Des associations antiracistes et une ministre française ont réagi avec indignation dimanche à une sortie à connotation apparemment antisémite du fondateur du Front National Jean-Marie Le Pen et demandé à la direction du Parti d’extrême droite de le désavouer.

Dans une vidéo diffusée sur le site internet du FN, mais qui n’était plus accessible dimanche, Jean-Marie Le Pen s’en prenait à plusieurs artistes qui ont pris position contre le FN, dont Madonna, l’humoriste Guy Bedos et le chanteur et ancien champion de tennis Yannick Noah.

Son interlocutrice citant aussi le chanteur Patrick Bruel, qui est juif, le vieux tribun, coutumier de ce type de dérapages, répond « on fera une fournée la prochaine fois », dans un rire satisfait.

Dans un communiqué, SOS Racisme a estimé que les propos de M. Le Pen relèvent « du plus crasse logiciel antisémite » et annoncé le dépôt d’une plainte « dans les jours qui viennent ».

M. Le Pen a plusieurs fois été condamné pour incitation à la haine raciale ou contestation de crimes contre l’humanité, notamment pour ses propos qualifiant les chambres à gaz des camps de la mort nazis de « détail de l’histoire ».

Louis Aliot, vice-président du FN et compagnon de Marine Le Pen, qui a succédé à son père à la tête du parti, a estimé que si M. Le Pen « a bien utilisé le terme de fournée, c’est une mauvaise phrase de plus. C’est stupide politiquement et consternant ».

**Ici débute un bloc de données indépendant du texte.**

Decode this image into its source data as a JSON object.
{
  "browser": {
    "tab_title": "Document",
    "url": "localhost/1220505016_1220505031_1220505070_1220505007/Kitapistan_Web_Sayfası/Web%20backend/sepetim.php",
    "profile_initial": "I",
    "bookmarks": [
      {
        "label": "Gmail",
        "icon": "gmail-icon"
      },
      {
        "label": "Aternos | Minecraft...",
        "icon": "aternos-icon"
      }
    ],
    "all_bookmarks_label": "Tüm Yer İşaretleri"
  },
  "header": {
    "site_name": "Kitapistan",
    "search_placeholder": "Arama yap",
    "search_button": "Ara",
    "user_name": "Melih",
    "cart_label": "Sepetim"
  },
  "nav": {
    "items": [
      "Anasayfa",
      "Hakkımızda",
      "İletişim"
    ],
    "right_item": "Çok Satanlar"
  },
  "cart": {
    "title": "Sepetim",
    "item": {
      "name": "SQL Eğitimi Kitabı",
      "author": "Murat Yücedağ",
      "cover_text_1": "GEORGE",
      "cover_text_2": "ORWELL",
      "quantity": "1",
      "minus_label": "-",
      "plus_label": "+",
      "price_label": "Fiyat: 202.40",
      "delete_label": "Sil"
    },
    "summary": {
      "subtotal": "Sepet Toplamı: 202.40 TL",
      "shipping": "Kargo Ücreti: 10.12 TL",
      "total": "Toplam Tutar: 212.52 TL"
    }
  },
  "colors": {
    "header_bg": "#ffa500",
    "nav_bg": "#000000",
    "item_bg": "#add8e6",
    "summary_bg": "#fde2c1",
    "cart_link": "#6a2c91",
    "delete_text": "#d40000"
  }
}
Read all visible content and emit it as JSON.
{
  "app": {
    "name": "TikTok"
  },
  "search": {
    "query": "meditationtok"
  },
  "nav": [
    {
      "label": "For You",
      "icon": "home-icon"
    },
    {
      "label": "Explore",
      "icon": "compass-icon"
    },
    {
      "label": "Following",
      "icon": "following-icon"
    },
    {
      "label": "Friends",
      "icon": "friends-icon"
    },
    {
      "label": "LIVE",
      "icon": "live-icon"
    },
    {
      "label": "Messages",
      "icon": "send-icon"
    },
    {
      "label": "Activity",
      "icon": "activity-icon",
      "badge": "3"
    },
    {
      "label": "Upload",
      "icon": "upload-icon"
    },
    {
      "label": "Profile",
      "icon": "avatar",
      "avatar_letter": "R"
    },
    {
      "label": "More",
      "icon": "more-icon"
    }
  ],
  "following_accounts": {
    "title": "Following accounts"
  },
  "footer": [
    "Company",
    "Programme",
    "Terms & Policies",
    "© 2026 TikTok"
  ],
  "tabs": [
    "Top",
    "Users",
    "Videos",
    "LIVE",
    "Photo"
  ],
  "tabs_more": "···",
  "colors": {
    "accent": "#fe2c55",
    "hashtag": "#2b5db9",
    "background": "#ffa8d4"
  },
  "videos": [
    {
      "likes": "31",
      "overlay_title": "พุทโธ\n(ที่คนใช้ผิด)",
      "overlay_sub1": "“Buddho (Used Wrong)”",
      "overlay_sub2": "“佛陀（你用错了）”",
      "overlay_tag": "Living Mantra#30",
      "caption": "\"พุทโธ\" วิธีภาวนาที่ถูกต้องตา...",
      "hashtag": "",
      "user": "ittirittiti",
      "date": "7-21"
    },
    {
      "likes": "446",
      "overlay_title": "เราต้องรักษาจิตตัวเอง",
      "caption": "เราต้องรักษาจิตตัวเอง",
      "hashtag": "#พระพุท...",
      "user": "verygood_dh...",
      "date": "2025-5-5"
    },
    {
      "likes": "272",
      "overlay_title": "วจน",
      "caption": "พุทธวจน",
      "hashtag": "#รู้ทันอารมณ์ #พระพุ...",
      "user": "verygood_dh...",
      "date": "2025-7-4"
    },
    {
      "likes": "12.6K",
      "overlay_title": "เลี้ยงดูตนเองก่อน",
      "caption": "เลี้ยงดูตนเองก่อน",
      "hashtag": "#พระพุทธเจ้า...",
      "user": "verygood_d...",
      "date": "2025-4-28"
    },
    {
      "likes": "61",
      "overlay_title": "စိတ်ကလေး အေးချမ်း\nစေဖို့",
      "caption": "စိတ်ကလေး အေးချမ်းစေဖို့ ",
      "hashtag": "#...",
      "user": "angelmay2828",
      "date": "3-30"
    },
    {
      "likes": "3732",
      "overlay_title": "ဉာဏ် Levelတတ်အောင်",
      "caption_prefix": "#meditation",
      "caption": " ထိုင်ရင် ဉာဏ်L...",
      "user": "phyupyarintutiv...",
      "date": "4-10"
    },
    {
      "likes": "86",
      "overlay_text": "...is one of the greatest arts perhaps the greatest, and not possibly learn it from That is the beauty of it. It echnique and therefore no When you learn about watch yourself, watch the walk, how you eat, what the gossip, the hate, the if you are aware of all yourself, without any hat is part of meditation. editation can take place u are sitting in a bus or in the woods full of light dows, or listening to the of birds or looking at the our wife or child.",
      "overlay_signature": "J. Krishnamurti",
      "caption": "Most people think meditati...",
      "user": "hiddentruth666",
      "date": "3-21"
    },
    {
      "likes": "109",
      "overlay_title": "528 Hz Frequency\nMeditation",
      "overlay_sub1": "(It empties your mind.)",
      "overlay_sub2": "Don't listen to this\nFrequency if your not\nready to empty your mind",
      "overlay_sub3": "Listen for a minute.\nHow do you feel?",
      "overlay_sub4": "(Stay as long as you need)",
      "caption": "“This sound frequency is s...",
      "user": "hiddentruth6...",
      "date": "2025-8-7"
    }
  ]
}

Mais SOS Racisme a estimé que les dirigeants du FN ne pouvaient se contenter de « balayer d’un revers de manche les passages à l’acte antisémites et racistes du leader historique », mais qu’ils devaient « assumer leurs responsabilités et leur idéologie de haine ».

Le Mouvement contre le racisme et pour l’amitié entre les peuples (Mrap) a qualifié M. Le Pen d' »authentique antisémite » et annoncé également une plainte.

Sur Twitter, la ministre des Droits de femmes Najat Valaud-Belkacem a estimé que s’il n’exclut par Jean-Marie Le Pen pour de tels propos, le FN « restera toujours le parti de la nausée républicaine ».

« Le mot ‘fournée’ que j’ai employé n’a évidemment aucune connotation antisémite, sauf pour des ennemis politiques ou des imbéciles », a réagi Jean-Marie le Pen. « S’il y a des gens de mon camp qui l’interprètent de cette manière, c’est que ce sont des imbéciles ! », a-t-il estimé.

Le parti d’extrême droite français, sous la présidence de Marine Le Pen, cherche à se gagner une respectabilité en gommant toute connotation ouvertement raciste ou antisémite. Cette stratégie a contribué à banaliser le vote FN, qui a obtenu 25 % des voix aux élections européennes.